Он бросил саквояж рядом с закопченной мебелью и протянул бабушке руку.

— Пятьдесят песо, — сказал он. Бабушка кивнула на грузчика:

— Вашему рабу сполна за все уплачено. Водитель с удивлением посмотрел на своего помощника, и тот кивнул. Водитель вернулся в кабину, где ехала женщина в трауре с грудным ребенком, плакавшим от жары. Грузчик, уверенный в успехе, обратился к бабушке:

— Если вы не имеете ничего против, Эрендира поедет со мной. Я ей дурного не сделаю. Испугавшись, девочка вмешалась:

— Я ничего не говорила!

— Я это придумал, я и говорю, — сказал грузчик. Бабушка смерила его оценивающим взглядом, словно пытаясь рассмотреть, большие ли у него гланды.

— Я не возражаю, — сказала она, — если ты мне уплатишь за то, что я потеряла из-за ее небрежности. Всего восемьсот семьдесят две тысячи триста пятнадцать песо минус четыреста двадцать, которые ты у заплатил, итого восемьсот семьдесят одна тысяча восемьсот девяносто пять. Грузовик тронулся.

— Я и вправду дал бы вам эту кучу денег, если бы они у меня были, — серьезно сказал грузчик. — Девочка их стоит.

Бабушке пришлась по душе решимость юноши.

— Ладно, когда будут, возвращайся, сынок, — сказала она приветливо. — А теперь поезжай, а то, если начнем считать, выйдет, что ты мне должен еще десятку.

Грузчик на ходу запрыгнул в кузов. Он помахал рукой Эрендире, но она была все еще так перепугана, что не ответила.

На том же пустыре, где их оставил грузовик, бабушка и Эрендира наспех соорудили лачугу из оцинкованных листов и остатков персидских ковров. Они расстелили на полу две циновки и спали так же крепко, как дома, пока солнце не пробилось сквозь щели и не стало припекать им щеки.

В то утро, против обыкновения, бабушка прислуживала Эрендире. Она раскрасила ей лицо в соответствии с идеалом загробной красоты, модной в дни ее юности; последним штрихом были искусственные ресницы и бант из накрахмаленной кисеи, похожий на бабочку.

— Выглядишь ты ужасно, — признала бабушка, — но это к лучшему: мужчины — настоящие животные во всем, что касается женщин.

В пылающем безмолвии пустыни до них донесся стук копыт пока еще невидимых мулов. По приказу бабушки Эрендира улеглась на циновку — точь-в-точь молодая актриса в ожидании момента, когда поднимется занавес.

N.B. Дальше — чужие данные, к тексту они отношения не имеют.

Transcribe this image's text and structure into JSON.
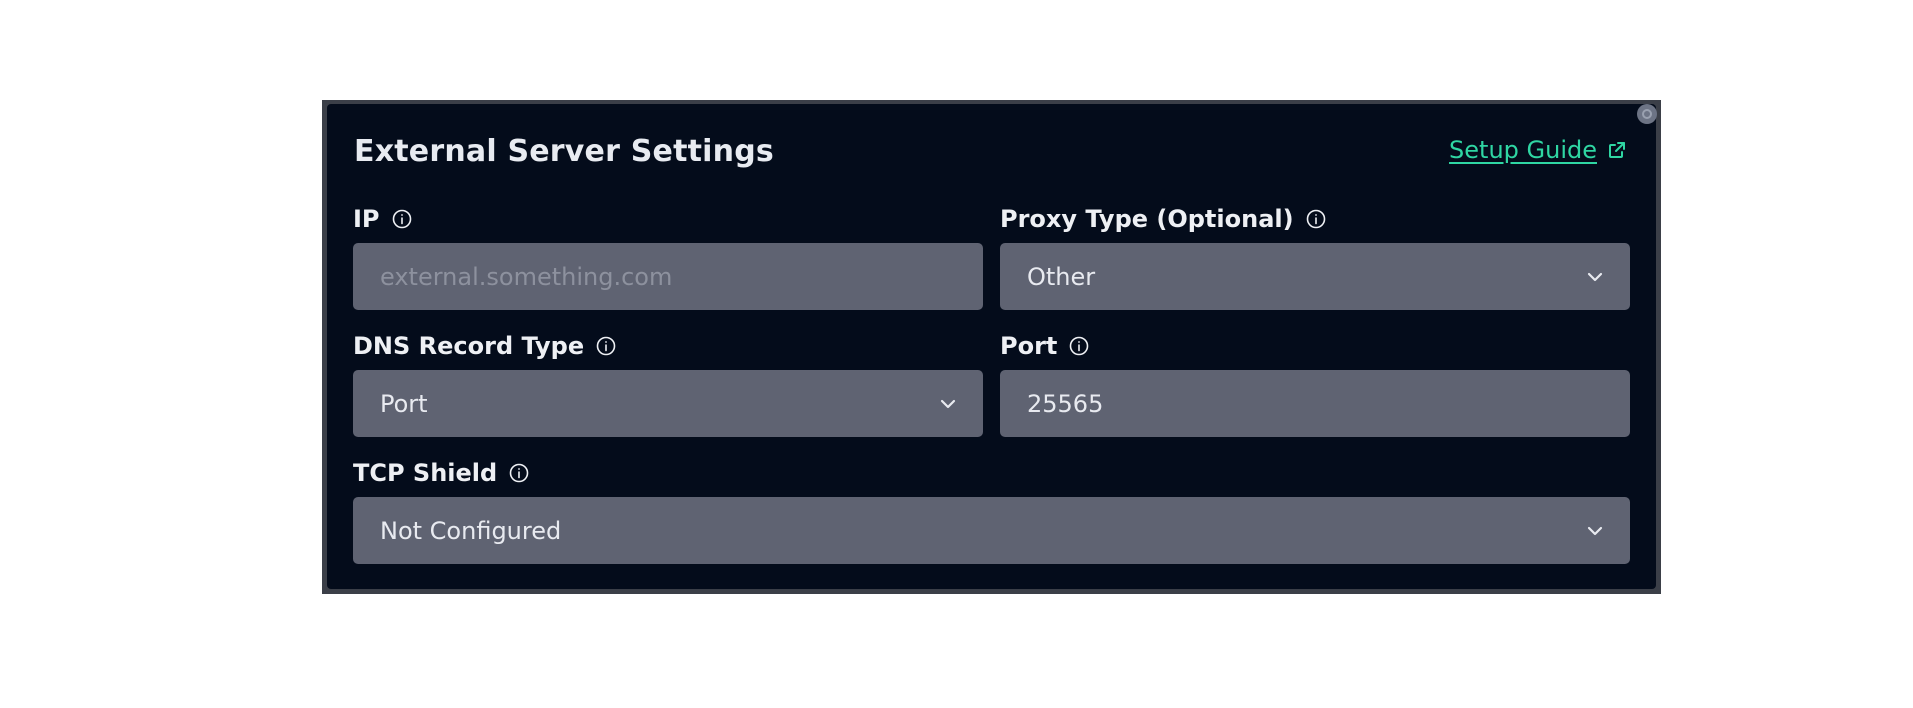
{
  "panel": {
    "title": "External Server Settings",
    "setup_guide_label": "Setup Guide"
  },
  "fields": {
    "ip": {
      "label": "IP",
      "value": "",
      "placeholder": "external.something.com"
    },
    "proxy_type": {
      "label": "Proxy Type (Optional)",
      "selected": "Other"
    },
    "dns_record_type": {
      "label": "DNS Record Type",
      "selected": "Port"
    },
    "port": {
      "label": "Port",
      "value": "25565"
    },
    "tcp_shield": {
      "label": "TCP Shield",
      "selected": "Not Configured"
    }
  },
  "icons": {
    "info": "info-icon",
    "external_link": "external-link-icon",
    "chevron": "chevron-down-icon"
  },
  "colors": {
    "panel_background": "#040c1b",
    "field_background": "#5f6372",
    "accent_link": "#2fd6a3",
    "text": "#eef0f4"
  }
}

Опираясь на епископский посох, бабушка покинула лачугу и уселась на трон, поджидая приближающихся мулов.

Вскоре она увидела почтальона. Ему было не больше двадцати лет, но профессия делала его старше; носил он комбинезон цвета хаки, гетры, пробковый шлем и заткнутый за патронташ револьвер. Он ехал на муле, что был покрупнее, и вел за уздечку второго, на которого были навалены холщовые мешки с корреспонденцией.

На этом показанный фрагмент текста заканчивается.